Eighty-nine-year-old Claire Carver-Lacy said she paid Webb $2,140 in February 2020 to install a security system in her home after a thief broke into it and stole items valued at more than $20,000. She said Webb cashed her check almost immediately after leaving her home.

Carver-Lacy said she paid Webb upfront after he explained to her that he needed the money to  buy equipment and to hire workers. She said he promised to start the work that Saturday but never showed up. He has not repaid the money, despite countless attempts to contact him, she said. 
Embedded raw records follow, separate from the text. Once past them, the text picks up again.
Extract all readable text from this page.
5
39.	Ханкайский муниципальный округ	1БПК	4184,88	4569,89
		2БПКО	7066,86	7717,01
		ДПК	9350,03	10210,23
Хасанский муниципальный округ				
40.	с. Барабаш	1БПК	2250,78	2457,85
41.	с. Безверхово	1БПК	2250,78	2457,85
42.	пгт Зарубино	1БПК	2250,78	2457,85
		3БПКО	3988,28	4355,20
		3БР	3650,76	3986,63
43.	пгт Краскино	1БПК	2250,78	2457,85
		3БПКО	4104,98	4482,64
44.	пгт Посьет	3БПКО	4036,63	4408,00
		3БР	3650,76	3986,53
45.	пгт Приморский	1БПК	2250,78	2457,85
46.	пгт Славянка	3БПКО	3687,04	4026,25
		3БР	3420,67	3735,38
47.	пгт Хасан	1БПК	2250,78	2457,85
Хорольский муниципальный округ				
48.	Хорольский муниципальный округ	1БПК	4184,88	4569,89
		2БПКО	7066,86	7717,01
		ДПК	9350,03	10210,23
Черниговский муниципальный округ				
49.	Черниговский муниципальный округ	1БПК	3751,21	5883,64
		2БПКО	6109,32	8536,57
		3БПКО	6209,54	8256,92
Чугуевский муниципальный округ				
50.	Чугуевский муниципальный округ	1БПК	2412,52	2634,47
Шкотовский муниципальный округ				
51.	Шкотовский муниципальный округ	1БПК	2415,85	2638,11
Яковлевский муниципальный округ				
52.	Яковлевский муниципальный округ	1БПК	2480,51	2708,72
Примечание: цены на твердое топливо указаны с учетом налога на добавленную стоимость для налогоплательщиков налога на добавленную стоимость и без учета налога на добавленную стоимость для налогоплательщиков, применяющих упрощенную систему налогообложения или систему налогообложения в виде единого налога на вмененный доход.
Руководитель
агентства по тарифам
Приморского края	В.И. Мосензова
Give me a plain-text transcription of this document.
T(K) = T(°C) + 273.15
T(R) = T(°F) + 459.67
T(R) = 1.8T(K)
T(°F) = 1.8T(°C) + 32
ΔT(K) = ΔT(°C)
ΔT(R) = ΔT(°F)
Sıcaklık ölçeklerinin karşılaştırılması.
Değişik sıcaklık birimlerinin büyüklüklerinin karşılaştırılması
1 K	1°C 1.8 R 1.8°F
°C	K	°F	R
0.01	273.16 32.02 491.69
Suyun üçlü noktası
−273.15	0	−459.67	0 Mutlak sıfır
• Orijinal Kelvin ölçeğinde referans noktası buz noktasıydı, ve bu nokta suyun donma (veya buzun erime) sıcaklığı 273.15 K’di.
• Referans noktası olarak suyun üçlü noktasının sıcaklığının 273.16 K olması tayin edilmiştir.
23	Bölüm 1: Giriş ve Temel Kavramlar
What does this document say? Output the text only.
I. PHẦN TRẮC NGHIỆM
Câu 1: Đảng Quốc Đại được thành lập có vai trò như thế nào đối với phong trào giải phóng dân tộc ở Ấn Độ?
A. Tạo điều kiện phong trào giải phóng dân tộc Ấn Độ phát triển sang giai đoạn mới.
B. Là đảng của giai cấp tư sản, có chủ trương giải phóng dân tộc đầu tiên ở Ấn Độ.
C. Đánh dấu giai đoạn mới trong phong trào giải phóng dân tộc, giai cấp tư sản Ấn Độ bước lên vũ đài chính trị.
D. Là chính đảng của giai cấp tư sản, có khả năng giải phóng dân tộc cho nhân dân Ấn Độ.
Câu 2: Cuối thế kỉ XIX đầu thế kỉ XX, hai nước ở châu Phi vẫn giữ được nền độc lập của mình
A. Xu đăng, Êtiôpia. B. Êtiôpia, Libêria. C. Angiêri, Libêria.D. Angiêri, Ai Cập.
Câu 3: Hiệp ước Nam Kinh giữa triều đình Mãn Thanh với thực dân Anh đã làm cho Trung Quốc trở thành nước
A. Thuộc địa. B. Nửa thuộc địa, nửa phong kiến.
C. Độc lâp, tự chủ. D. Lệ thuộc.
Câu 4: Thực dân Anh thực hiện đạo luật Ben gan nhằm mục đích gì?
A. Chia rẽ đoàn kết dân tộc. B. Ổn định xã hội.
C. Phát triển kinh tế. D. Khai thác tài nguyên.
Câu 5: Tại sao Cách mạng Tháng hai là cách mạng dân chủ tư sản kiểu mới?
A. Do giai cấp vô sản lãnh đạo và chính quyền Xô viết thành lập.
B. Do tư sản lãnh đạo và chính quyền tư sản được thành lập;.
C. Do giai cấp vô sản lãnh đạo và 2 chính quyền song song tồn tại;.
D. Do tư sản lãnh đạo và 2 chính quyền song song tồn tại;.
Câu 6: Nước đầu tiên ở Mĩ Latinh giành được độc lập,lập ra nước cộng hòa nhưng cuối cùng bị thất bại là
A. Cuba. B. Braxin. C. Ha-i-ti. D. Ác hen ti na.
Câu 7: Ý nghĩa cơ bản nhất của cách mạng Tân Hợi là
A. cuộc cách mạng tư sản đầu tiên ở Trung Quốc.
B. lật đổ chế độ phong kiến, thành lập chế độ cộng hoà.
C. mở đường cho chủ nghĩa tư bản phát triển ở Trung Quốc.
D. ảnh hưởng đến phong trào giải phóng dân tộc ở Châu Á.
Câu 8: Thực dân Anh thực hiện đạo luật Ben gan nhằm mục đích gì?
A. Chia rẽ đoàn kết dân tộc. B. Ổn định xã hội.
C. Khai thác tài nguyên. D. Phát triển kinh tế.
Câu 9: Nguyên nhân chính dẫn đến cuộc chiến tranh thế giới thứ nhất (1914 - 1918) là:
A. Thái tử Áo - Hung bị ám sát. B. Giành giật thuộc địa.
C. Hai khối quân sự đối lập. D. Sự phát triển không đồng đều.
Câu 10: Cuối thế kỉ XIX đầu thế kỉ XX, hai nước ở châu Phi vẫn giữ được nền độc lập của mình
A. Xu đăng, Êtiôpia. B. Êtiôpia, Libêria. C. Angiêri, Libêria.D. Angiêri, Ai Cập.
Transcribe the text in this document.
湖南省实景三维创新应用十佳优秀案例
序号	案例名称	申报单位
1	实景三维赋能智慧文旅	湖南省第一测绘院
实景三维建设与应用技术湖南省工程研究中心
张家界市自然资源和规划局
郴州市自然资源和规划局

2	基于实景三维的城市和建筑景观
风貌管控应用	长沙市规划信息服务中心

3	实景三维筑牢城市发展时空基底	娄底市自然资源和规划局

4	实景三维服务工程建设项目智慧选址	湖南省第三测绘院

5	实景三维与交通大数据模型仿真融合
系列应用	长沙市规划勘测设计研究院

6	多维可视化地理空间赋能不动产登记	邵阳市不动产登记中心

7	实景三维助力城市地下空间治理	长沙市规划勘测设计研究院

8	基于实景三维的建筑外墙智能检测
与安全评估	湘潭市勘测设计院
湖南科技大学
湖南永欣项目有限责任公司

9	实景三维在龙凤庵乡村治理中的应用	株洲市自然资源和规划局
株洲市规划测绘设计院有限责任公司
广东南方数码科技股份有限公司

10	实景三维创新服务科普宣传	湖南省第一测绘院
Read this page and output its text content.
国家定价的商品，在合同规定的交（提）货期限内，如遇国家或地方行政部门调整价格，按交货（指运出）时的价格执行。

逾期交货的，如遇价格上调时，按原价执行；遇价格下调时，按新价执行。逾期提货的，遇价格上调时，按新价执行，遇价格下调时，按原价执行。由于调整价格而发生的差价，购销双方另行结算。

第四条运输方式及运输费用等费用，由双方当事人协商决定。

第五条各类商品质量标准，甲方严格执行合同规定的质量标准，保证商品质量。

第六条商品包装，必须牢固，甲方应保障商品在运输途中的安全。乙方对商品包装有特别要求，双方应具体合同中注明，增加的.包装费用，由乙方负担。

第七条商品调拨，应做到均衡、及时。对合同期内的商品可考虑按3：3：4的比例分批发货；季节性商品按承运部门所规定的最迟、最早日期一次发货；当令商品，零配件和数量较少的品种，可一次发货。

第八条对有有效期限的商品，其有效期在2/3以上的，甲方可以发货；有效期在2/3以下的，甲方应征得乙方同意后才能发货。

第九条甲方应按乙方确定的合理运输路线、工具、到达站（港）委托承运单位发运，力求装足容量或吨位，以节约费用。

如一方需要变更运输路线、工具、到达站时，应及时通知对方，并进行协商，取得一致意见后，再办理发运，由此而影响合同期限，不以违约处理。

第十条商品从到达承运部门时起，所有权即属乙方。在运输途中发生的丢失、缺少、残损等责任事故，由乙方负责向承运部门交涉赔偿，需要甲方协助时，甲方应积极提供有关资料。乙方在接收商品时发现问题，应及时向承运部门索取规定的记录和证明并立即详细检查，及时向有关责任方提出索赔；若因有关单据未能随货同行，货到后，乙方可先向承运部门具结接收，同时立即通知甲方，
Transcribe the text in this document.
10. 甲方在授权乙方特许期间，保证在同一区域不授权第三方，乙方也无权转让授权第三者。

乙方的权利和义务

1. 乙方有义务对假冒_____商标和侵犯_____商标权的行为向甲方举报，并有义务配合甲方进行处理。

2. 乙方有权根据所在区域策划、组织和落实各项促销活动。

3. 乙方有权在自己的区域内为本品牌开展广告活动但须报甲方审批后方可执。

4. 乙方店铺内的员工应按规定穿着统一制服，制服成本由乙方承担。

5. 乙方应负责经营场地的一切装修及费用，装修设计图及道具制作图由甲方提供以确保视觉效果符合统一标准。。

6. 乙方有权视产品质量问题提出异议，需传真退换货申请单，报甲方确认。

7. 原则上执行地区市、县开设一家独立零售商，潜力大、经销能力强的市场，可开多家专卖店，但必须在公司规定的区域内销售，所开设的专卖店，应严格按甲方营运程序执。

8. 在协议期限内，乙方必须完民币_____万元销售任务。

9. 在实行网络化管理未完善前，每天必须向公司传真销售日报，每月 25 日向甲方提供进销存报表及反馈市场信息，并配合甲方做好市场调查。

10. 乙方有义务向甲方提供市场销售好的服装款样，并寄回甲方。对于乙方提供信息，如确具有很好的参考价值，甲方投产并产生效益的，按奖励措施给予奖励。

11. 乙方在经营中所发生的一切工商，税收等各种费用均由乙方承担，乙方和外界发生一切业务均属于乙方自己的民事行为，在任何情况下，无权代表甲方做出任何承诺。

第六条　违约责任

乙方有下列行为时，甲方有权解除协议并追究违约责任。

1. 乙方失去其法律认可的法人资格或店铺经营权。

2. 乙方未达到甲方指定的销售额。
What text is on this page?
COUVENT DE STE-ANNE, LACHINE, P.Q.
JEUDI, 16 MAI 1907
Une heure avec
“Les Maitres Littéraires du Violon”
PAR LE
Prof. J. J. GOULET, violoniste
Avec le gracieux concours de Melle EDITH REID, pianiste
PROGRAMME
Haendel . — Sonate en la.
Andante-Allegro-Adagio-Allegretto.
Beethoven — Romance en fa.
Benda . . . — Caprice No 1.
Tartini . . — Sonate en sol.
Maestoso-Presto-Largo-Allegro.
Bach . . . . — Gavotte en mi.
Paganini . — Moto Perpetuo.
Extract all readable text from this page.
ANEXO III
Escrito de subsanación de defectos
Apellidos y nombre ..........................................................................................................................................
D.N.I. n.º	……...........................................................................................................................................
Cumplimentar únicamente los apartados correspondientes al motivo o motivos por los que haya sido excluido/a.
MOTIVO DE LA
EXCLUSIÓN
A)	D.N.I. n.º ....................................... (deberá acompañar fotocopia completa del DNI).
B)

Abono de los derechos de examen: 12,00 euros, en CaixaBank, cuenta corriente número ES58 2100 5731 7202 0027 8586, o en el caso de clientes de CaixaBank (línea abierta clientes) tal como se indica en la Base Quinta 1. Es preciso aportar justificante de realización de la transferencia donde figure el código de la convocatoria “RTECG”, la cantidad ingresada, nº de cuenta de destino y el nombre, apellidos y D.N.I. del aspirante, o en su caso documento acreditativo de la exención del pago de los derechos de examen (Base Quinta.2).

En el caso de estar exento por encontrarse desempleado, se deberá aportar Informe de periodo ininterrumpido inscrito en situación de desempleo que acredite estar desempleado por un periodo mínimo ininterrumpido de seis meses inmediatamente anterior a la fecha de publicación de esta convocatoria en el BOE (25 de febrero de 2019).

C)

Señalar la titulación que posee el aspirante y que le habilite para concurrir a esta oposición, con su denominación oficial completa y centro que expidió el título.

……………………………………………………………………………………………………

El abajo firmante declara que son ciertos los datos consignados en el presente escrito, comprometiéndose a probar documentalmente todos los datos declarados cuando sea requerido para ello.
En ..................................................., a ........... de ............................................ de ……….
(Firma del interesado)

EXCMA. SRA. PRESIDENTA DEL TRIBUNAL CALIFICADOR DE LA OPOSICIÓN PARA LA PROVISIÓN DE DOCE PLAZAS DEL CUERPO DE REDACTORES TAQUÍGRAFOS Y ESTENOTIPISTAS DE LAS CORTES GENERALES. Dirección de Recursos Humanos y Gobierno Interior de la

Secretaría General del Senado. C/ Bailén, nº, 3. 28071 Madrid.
“After he got that check, he didn't show up on Saturday,” she said. “I called him on Monday, Tuesday, Wednesday, he would not return any calls… I kept pestering him. This is February. March, April, May, June.”

Webb acknowledged that he did not repay Carver-Lacy. He said he got sick and then one of his workers got sick. But he said he eventually did try to return to the house and do the work, but Carver-Lacy and her husband told him they didn’t want him to start the project.

“I have all the equipment. I was ready to start, I already paid for the equipment,” Webb said. “He wouldn't let me do it.”

That is untrue, Carver-Lacy and her husband, Jim Lacy, said.

Carver-Lacy said she continued to try to contact Webb to get her money back. Webb questions whether she did.

“I haven't talked to her or seen her in a long time,” Webb said. “I even tried to call a couple times, went by her house a couple times. She could have gotten back up with me.”

Carver-Lacy said she tried to, on numerous occasions, using multiple numbers, but she never could reach him and never heard back.

Webb is among five candidates who are challenging two-term Mayor Mitch Colvin. The primary is May 17. During his campaign, Webb has touted his civic mindedness, saying he is a business owner, a firefighter and the leader of a community watch group.